Med Phys. 1995 Jun;22(6):841-59. doi: 10.1118/1.597487.
A single page, handwritten document was discovered when the Macdonald Physics building of McGill University in Montreal was gutted in 1978. This proved to be the draft of Ernest Rutherford's curriculum vitae (C.V.) covering the years 1894-1907, probably written in the autumn of 1906 when Rutherford was preparing to leave McGill. The C.V. contains 21 headings in chronological order, referring to research and other activities of Rutherford and his coauthors (especially Soddy and Barnes), plus a further set of headings relating to the associated investigations of Rutherford's team, including Eve and Hahn. A transcript of the document is provided, although in several places, Rutherford's handwriting is difficult to interpret, and the significance of his abbreviations is not always clear. Each of the items in the C.V. is discussed briefly in this review, in the light both of Rutherford's personal career and of the contribution of his team to the development and understanding of radioactivity.
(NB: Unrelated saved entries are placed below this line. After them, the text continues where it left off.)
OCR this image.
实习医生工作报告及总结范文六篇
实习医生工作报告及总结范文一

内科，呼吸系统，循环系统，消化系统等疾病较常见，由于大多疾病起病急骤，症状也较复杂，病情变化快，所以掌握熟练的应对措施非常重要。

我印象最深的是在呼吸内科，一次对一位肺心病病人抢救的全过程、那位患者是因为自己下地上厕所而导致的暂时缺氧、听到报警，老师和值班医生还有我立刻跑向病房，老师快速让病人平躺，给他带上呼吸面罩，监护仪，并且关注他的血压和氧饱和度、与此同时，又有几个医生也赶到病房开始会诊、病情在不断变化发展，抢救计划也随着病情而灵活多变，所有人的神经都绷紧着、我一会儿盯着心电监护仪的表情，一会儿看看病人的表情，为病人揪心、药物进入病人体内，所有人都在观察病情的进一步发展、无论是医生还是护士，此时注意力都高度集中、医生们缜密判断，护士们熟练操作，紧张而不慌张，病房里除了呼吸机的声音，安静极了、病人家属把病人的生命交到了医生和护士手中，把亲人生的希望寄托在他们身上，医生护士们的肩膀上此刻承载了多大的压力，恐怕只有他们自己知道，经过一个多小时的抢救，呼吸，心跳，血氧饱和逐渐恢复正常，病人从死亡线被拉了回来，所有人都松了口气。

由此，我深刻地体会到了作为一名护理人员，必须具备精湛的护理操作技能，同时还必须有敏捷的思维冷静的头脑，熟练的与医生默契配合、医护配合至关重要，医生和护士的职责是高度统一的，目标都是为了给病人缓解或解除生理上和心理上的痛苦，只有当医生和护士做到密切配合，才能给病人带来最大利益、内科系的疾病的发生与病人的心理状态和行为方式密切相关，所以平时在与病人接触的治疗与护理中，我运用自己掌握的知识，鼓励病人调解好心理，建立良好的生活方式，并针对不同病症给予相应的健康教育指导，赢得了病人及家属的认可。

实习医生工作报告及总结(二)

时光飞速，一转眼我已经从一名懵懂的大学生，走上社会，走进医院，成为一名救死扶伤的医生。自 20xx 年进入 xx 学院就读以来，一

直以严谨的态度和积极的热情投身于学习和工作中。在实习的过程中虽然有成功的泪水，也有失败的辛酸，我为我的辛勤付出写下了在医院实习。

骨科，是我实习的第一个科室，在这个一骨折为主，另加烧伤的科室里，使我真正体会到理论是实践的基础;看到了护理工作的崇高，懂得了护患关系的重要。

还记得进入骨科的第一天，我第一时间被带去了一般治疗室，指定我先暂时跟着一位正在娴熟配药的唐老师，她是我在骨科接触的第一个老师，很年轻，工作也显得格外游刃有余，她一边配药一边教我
This contribution included the cause and nature of radioactivity (with Soddy), energy aspects of radioactive decay (with Barnes), elucidation of the uranium-radium, thorium and actinium series (Godlewski and Hahn), the radioactivity of the earth and atmosphere (Eve), the nature of the gamma rays (Eve) and, perhaps most important of all, the nature and properties of the alpha particle (Rutherford himself). The latter investigations led directly to Rutherford's later work in Manchester, including the nuclear model of the atom and artificial disintegration of the nucleus.